Dies hatte sie bereits nach dem Soma-Unglück so gehandhabt, als sie eine ähnliche Verbindung zwischen Erdoğan und dem Betreiber der Todesmine in Soma herausgefunden haben wollte. Allerdings entgegneten regierungsnahe Medien alsbald, Betreiber Alp Gürkan sei Teil eines alten kemalistischen Oligarchen-Netzwerks und stehe der Koç-Gruppe und der langjährigen Regierungspartei Cumhuriyet Halk Partisi (Republikanische Volkspartei; CHP) nahe.

Nun berichtet Cumhuriyet, Aziz Torun, der Eigentümer, Präsident und Generalmanager von Torunlar Construction, sei seit der gemeinsamen Zeit auf der gleichen Imam-Hatip-Schule ein Freund des heutigen Präsidenten. Darüber sei der frühere AKP-Bürgermeister Aziz Yeniay Vorstandsmitglied der Firma. Auch der frühere AKP-Minister Ali Coşkun habe zuletzt mit im Vorstand gesessen. Er habe nach eigenen Angaben mit Recep Tayyip Erdoğan das gleiche Boot zur Schule genommen und seine geschäftliche Karriere unter der AKP-Regierung gestartet. Mehmet Torun, einer der Eigentümer der Torunlar Unternehmensgruppe, ist der Forbes-Liste von 2013 zufolge auf Rang 78 unter den reichsten Menschen der Türkei.

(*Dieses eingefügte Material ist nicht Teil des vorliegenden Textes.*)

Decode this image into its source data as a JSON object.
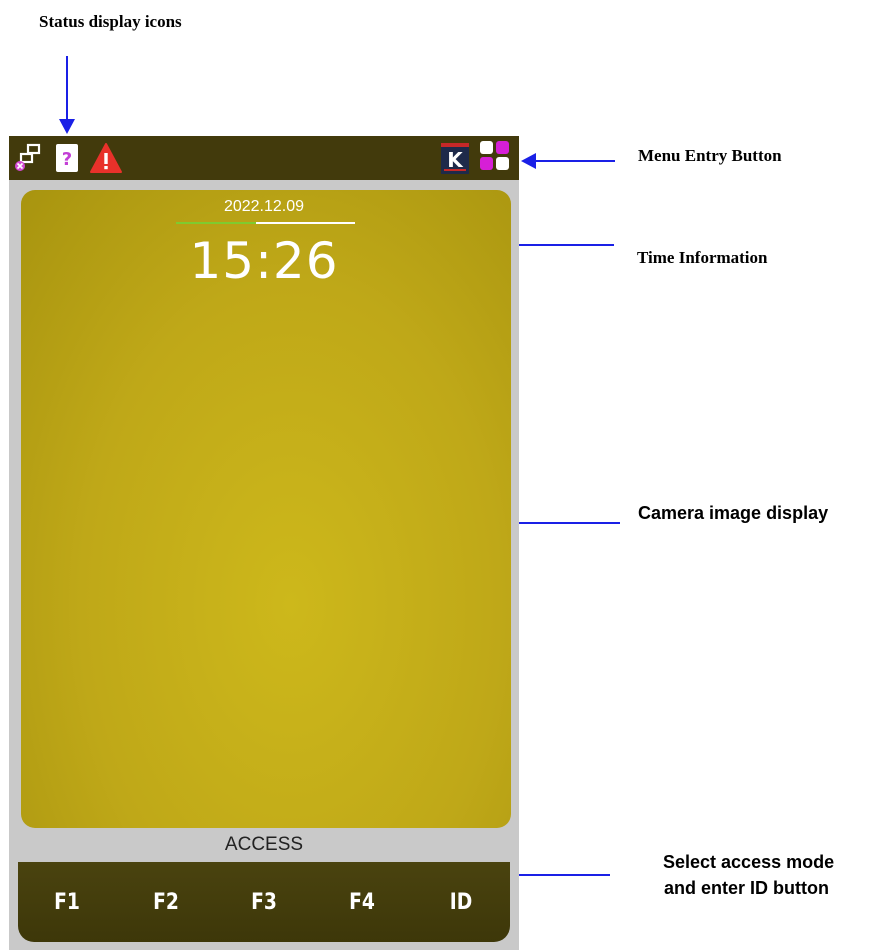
{
  "annotations": {
    "status_icons": "Status display icons",
    "menu_entry": "Menu Entry Button",
    "time_info": "Time Information",
    "camera_display": "Camera image display",
    "select_mode_line1": "Select access mode",
    "select_mode_line2": "and enter ID button"
  },
  "device": {
    "date": "2022.12.09",
    "time": "15:26",
    "mode_label": "ACCESS",
    "logo_letter": "K",
    "function_buttons": [
      "F1",
      "F2",
      "F3",
      "F4",
      "ID"
    ],
    "status_icons": [
      "network-disconnected-icon",
      "help-question-icon",
      "warning-icon"
    ],
    "colors": {
      "status_bar": "#423a0c",
      "camera": "#c2ab18",
      "frame": "#c9c9c9",
      "arrow": "#1a20e6",
      "warning": "#e8312a",
      "menu_magenta": "#d61fd6"
    }
  }
}
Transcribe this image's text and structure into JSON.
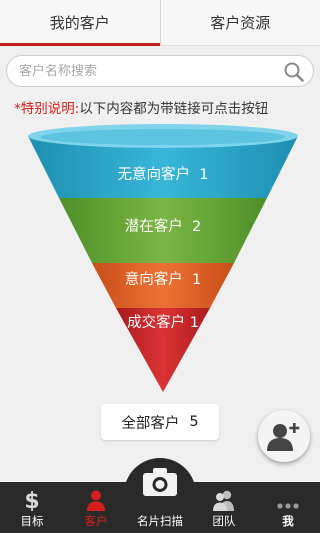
{
  "tabs": [
    {
      "label": "我的客户",
      "active": true
    },
    {
      "label": "客户资源",
      "active": false
    }
  ],
  "search": {
    "placeholder": "客户名称搜索",
    "value": ""
  },
  "notice": {
    "prefix": "*特别说明:",
    "text": "以下内容都为带链接可点击按钮"
  },
  "funnel": [
    {
      "label": "无意向客户",
      "count": "1",
      "color": "#2aa5c6"
    },
    {
      "label": "潜在客户",
      "count": "2",
      "color": "#6ea83a"
    },
    {
      "label": "意向客户",
      "count": "1",
      "color": "#e2642a"
    },
    {
      "label": "成交客户",
      "count": "1",
      "color": "#c9262a"
    }
  ],
  "total": {
    "label": "全部客户",
    "count": "5"
  },
  "fab": {
    "icon": "add-contact-icon"
  },
  "nav": [
    {
      "label": "目标",
      "icon": "dollar-icon",
      "active": false
    },
    {
      "label": "客户",
      "icon": "person-icon",
      "active": true
    },
    {
      "label": "名片扫描",
      "icon": "camera-icon",
      "active": false
    },
    {
      "label": "团队",
      "icon": "team-icon",
      "active": false
    },
    {
      "label": "我",
      "icon": "more-icon",
      "active": false
    }
  ]
}
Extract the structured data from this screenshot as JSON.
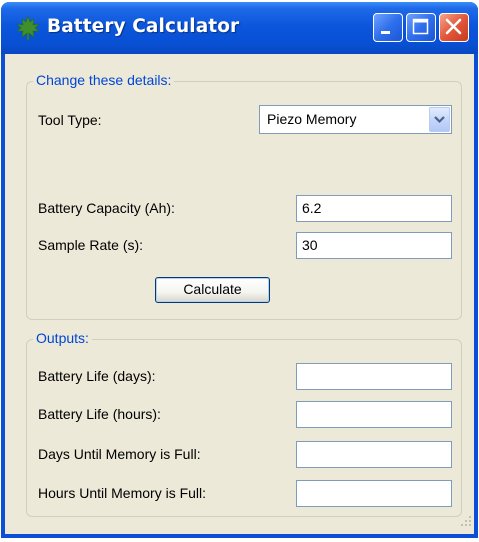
{
  "window": {
    "title": "Battery Calculator",
    "app_icon": "leaf-icon",
    "controls": [
      "minimize-icon",
      "maximize-icon",
      "close-icon"
    ]
  },
  "inputs_group": {
    "legend": "Change these details:",
    "tool_type_label": "Tool Type:",
    "tool_type_value": "Piezo Memory",
    "battery_capacity_label": "Battery Capacity (Ah):",
    "battery_capacity_value": "6.2",
    "sample_rate_label": "Sample Rate (s):",
    "sample_rate_value": "30",
    "calculate_label": "Calculate"
  },
  "outputs_group": {
    "legend": "Outputs:",
    "battery_life_days_label": "Battery Life (days):",
    "battery_life_days_value": "",
    "battery_life_hours_label": "Battery Life (hours):",
    "battery_life_hours_value": "",
    "days_until_full_label": "Days Until Memory is Full:",
    "days_until_full_value": "",
    "hours_until_full_label": "Hours Until Memory is Full:",
    "hours_until_full_value": ""
  },
  "colors": {
    "titlebar": "#0a56dc",
    "window_bg": "#ece9d8",
    "group_legend": "#0046d5",
    "close_button": "#e2583a"
  }
}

Die Torunlar-Gruppe wurde allerdings bereits 1977 gegründet und blieb bis 1996 ein mittelständisches Unternehmen, als sie ihr Subunternehmen Toray Construction, gründete, welches das erste Einkaufszentrum des Unternehmens im Jahre 1997 errichten sollte. Seit diesem Zeitpunkt ging es mit dem Unternehmen stetig aufwärts.

Kontroverse um „unsensiblen“ Tweet eines Sabah-Journalisten

Der CHP-Abgeordnete Umut Oran (Istanbul) brachte am Dienstag einen Antrag im Parlament ein, die geltenden Befreiungen von der Inspektionspflicht aufzuheben, die für Projekte gelten, die von der staatlichen türkischen Entwicklungs- und Baugesellschaft TOKİ abgenommen worden waren. Ein solches Projekt war auch das Torun Center, das von dieser Befreiung Gebrauch machte, nachdem es auf dem Gebäude des jüngst abgerissenen Ali Sami Yen Stadions errichtet worden war.

Unterdessen entflammte ein Kondolenzanruf des Premierministers Ahmet Davutoğlu beim Vater des 21-jährigen Studenten Hıdır Ali Genç aus Tunceli, der als einer der zehn Arbeiter getötet wurde, eine Kontroverse. Der Vater Mustafa Genç gab Journalisten in seiner Heimatstat gegenüber an, der Regierungschef habe ihn angerufen, ihm erzählt, es sei ein Unfall gewesen und es gäbe nichts, was man tun könnte. Der Vater habe daraufhin gesagt, die Regierung habe „einen Mord begangen“ und er werde „gegen euch alle“ rechtliche Schritte einleiten.

Nazif Karaman, ein Journalist der von der Regierung kontrollierten Sabah, hatte daraufhin in einem Tweet diese Antwort als inakzeptabel bezeichnet und Davutoğlu attestiert, er habe ihn „wie ein Mann behandelt und angerufen“. Harsche Reaktionen auf den Tweet veranlassten Karaman, diesen zu löschen und die ganze Geschichte über den Telefonanruf und die Familie als unwahr darzustellen. Allerdings hatten zu diesem Zeitpunkt bereits zahlreiche Journalisten den trauernden Vater zitiert.